The “I don’t need you” Appeal

Within the flow of the sales letter or presentation comes the close towards the end.  Here is where you actually ask for the sale.  This is the transition point from which you stop selling, pitching, persuading and get your prospect to take the action you want them to—whether to sign up for a newsletter, open account or buy your service.

Now there can be tens of closing techniques but I think that they all can be summarized into the principle of “You need my product more than I need your money”.  In other words, the bottom line of the close is that you are telling the prospect that he needs you product (so he will get more value) than you need the money (the seller gets less in exchange).

Now let us look at some popular closing techniques and see how they come down to this one idea:

1.  The Affordable close – In this technique you are showing the prospect that he indeed can afford to pay the price you are asking because his spending practice already shows that he can.  For example, you may say that the cost is “less than the price of a cup of coffee”.  Now on the surface this may not seem that you are showing your need versus his, but you are actually saying that what they pay YOU can amount to what YOU already enjoy as a seller or business person.  He will not be enriching you by the purchase.

2.  The Assumptive close – Here you are assuming or acting as if the decision to buy is already made.  You simply bypass asking for the sale and talk about their ownership of the product or how many they want to buy.  So you are assuming a positive response to a question that is not yet asked.  In this case you are showing that you are not expecting any resistance and so that the sale is a foregone conclusion.  In essence, you are not desperate for the sale, or you don’t need the sale.

3. Deadline close – The prospect is presented with a deal and a deadline to get the ‘special price’.  It’s a now-or-never situation.  If they stop to decide, then they may lose the deal because the price would be higher. Just the thought of losing the discount can push the prospect over the decisional line.  So you are really showing that it is in his favor, and not yours, that he makes the decision right away.

4. The Ultimatum close – Show them all the negative consequences of not buying right away.  You have already listed all the benefits of getting your product or service but now you must show how their lives would be impacted without your product.  In essence, you are showing concern for their lives and not yours.  You already enjoy the benefits because you own the product so it’s not about you but them.

5. The Reversal close – This is the most risky of all but in this case you are acting as if you do not want the sale. Some marketers refer to this as “take away selling”.  The whole psychology is that the more desperate you appear to get the sale, the more suspicious the prospect becomes that you are really pulling one over him.  But if it appears that you can afford to lose the sale, then it places him on the defensive with no resistance to fight against.  If he finds himself pushing against thin air, then he is likely to fall—right into the sale!

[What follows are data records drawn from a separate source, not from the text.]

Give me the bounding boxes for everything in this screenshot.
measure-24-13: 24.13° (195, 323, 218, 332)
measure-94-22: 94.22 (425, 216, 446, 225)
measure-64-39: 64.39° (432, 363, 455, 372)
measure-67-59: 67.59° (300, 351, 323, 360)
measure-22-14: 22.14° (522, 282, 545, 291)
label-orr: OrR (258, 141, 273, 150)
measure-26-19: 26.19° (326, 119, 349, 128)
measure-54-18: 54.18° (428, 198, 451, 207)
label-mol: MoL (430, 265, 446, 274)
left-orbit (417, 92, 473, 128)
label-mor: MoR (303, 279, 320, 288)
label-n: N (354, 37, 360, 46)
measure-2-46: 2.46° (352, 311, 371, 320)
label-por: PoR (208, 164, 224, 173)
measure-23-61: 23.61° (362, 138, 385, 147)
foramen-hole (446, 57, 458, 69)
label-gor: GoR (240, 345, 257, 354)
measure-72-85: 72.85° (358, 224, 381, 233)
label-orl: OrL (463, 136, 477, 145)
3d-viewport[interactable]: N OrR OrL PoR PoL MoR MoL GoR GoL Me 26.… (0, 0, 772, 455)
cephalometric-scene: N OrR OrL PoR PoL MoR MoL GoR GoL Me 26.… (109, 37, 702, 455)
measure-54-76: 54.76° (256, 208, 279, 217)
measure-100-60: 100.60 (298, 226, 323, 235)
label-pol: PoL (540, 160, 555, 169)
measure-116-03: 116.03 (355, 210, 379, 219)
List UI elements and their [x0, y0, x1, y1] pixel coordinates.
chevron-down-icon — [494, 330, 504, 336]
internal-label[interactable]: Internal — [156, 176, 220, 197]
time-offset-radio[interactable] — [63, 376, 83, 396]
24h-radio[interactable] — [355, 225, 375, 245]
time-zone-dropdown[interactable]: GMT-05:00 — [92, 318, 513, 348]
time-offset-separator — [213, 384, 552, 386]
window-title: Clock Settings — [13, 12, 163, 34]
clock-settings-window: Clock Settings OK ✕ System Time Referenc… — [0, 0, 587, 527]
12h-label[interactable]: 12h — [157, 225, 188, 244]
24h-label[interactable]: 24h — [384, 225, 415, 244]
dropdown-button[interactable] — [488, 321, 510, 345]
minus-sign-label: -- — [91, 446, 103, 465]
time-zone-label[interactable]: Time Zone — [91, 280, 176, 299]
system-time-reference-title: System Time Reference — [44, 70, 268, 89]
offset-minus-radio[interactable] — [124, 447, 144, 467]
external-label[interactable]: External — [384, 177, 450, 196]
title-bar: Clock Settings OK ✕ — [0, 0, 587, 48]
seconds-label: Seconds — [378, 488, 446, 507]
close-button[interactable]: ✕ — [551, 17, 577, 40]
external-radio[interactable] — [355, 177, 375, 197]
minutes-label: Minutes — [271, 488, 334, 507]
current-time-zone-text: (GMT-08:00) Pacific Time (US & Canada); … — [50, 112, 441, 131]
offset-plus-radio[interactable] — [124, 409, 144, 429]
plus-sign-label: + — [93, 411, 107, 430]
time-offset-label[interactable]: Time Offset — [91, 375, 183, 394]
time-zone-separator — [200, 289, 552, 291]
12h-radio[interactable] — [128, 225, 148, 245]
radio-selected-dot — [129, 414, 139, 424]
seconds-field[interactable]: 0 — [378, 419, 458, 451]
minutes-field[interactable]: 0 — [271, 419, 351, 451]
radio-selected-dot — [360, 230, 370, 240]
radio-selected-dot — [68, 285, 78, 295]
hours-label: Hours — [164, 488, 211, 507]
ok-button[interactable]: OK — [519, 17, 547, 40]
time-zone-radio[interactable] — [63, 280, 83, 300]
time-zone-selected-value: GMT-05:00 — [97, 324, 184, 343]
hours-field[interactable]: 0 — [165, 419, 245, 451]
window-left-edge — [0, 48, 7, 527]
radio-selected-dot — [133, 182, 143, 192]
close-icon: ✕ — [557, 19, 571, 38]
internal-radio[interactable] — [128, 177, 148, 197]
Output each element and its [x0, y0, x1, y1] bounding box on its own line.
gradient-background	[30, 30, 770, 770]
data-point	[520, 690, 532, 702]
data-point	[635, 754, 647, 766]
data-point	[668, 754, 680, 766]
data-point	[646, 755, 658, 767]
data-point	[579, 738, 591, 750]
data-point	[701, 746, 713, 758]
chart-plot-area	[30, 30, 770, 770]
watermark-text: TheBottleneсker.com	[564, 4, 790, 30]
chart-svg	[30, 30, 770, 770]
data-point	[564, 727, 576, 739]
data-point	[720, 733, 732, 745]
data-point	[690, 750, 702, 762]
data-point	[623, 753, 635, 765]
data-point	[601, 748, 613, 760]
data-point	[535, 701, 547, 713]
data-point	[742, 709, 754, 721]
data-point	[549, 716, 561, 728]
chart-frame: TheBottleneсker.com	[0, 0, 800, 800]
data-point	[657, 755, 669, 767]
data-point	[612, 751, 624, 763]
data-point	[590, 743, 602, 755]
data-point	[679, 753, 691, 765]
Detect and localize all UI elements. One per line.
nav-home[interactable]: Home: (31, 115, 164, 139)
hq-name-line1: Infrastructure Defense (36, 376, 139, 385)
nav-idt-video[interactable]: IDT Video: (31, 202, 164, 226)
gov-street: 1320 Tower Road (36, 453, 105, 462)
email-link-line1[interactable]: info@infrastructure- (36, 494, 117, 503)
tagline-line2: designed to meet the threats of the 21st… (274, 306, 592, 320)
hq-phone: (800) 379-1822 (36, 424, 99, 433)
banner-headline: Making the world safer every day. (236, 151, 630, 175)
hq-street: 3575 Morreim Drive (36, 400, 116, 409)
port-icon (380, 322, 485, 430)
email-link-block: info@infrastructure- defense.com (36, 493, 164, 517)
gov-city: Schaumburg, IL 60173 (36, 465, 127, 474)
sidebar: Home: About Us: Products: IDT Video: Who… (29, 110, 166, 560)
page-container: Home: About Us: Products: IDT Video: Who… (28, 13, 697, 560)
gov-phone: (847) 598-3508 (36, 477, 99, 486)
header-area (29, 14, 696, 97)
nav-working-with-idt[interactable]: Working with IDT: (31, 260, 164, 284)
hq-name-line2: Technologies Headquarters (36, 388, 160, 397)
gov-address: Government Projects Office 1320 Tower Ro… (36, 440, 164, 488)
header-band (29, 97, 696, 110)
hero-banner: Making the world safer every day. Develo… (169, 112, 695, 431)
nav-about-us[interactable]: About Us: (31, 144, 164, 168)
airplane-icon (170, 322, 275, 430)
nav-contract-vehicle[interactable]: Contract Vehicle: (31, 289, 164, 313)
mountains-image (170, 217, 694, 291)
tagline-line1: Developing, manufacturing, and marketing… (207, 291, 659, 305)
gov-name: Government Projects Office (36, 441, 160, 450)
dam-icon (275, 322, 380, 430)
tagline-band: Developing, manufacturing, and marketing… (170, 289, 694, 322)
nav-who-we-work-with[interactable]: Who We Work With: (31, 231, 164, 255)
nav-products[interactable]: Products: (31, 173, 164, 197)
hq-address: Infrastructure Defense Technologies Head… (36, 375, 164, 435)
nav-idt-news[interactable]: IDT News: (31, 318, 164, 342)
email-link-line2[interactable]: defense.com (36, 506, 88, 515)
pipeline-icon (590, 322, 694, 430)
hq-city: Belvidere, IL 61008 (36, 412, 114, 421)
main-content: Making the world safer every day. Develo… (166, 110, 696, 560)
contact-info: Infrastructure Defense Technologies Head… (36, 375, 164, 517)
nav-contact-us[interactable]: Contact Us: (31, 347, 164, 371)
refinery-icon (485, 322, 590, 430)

We have looked at just five closing techniques, but I think they are enough to show how your attitude as the sales person should be that you are trying to enrich the customer’s life and not your own.  If the prospect senses that you are selling just for what you can get rather than give, then you will lose all credibility in his eyes.

I’m convinced that there is no greater psychological anchor in closing a sales greater than the attitude and conviction that your prospect needs your product or service more than you need his money.